The nexus here is Islam-Royalty-Malay Rights which is a completely unchallengable platform, enabling agendas to be carried out that are not even trusted to the political parties of the country. This is the core of the deep Islamic state within Malaysia. A massive group of civil servants is loyal to this philosophy rather than flag and modern nationhood. This is an almost unmovable barrier to any sense of secularism.
This deep Islamic state is ever increasing its powers, aided by the previous deeply corrupt government headed by Prime Minister Najib Razak, who saw in embrace of religion a bulwark against a secular insurgency spearheaded by the opposition. It worked for a long time.

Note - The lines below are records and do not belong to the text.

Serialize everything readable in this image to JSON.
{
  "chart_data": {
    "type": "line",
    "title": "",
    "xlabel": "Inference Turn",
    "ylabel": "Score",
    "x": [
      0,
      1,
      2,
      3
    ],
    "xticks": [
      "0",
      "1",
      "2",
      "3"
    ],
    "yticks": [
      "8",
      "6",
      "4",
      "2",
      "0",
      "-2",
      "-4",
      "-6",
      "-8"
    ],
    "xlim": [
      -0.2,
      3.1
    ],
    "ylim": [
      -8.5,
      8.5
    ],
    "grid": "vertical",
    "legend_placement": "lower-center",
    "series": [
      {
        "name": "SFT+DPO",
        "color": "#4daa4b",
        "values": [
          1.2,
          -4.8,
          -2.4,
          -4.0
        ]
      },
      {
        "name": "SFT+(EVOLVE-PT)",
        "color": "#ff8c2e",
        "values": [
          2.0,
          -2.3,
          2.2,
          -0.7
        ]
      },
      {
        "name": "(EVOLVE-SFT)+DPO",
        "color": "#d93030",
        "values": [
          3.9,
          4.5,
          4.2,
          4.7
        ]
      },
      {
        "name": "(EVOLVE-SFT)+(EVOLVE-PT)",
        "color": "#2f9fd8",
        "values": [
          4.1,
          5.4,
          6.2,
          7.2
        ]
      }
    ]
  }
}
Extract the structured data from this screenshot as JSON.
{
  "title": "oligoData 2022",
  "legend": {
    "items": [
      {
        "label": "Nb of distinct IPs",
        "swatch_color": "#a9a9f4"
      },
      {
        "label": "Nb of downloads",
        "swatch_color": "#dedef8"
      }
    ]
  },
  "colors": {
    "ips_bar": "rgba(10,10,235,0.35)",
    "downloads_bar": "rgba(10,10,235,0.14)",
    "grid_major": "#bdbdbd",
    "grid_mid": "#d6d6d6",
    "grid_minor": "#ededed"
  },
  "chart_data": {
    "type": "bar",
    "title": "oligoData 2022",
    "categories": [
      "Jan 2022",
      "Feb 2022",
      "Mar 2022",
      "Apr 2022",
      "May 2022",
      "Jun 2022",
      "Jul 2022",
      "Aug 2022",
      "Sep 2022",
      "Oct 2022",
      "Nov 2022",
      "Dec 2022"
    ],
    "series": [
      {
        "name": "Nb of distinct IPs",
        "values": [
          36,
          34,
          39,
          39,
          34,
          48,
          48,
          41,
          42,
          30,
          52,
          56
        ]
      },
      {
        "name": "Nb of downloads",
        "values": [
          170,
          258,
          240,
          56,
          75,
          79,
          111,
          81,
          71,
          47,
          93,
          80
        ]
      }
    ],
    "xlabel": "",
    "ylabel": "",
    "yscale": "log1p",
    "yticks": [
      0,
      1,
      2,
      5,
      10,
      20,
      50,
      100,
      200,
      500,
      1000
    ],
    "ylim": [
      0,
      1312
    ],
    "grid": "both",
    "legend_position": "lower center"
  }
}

Imams in mosques have long been forbidden to present their own speeches for Friday prayers as they are forced to read state prepared texts. JAKIM stopped non-Muslims using the Arabic word ‘Allah’ in 2007. JAKIM treats the LGBT community as deviant. The deep state prevented the federal government ratifying the ICERD treaty on anti-discrimination. JAIS acted against a forum on Malay women’s rights to not wear the hijab. Now JAKIM is opening a new special unit to investigate insults to Islam.
The disappearance of Pastor Raymond Koh in 2017 was found by the Malaysian Human Rights Group Suhakam to have been undertaken by the state. The further disappearances of Pastor Joshua Hilmy and his wife Ruth, converts away from Islam, and that of Amri Che Mat, a Muslim activist abducted by masked men in SUVs in Perlis, remain unexplained. Mahathir remains publicly unperturbed.
This Islamic state has turned Islam into an authoritarian and totalitarian tool for control of peoples’ daily lives. Malaysia has become a pseudo-theocracy where anyone with opposing views will be pursued and prosecuted. Anybody giving a talk on Islam requires a permit.
Soon after the Pakatan Harapan victory last year, calls by a group of eminent Malays known as the G25 were made to the Conference of Rulers to review the functions of JAKIM. This was resisted. Mahathir announced in July 2018 that there would be an inquiry into the functions of JAKIM and was attacked by the Malay Rights group Pemantau Malaysia Baru, led by Lokman Noor Adam. Until now there is no sign of any report.
When Pakatan Harapan first came into office, Mujahid Yusof Rawa, the minister responsible for Islamic affairs, tried to reel in JAKIM’s enforcement activities, but after criticisms have backed off. Islam mixed with politics and the philosophy of Ketuanan Melayu (Malay supremacy) has brought many skewed discussions about Islam.
This has inhibited national debate about important Islamic issues. Issues relating to ethics, social justice, equity, corruption, the alleviation of poverty, education, and racial tolerance from any Islamic perspective are glossed over in favor of more trivial issues that hold the Malaysian narrative captive today.
Within this framework there is little real debate regarding social, spiritual, and the economic evolution of what Malaysia should be. The paradox is that there is actually little Islamic influence upon policy and decision-making within administrative government. The agenda and tight grip on bureaucracy and the executive are too hard to undo. Both Anwar and Mahathir helped to create this deep Islamic state. When they are both gone, this is the legacy the people of Malaysia will be left with.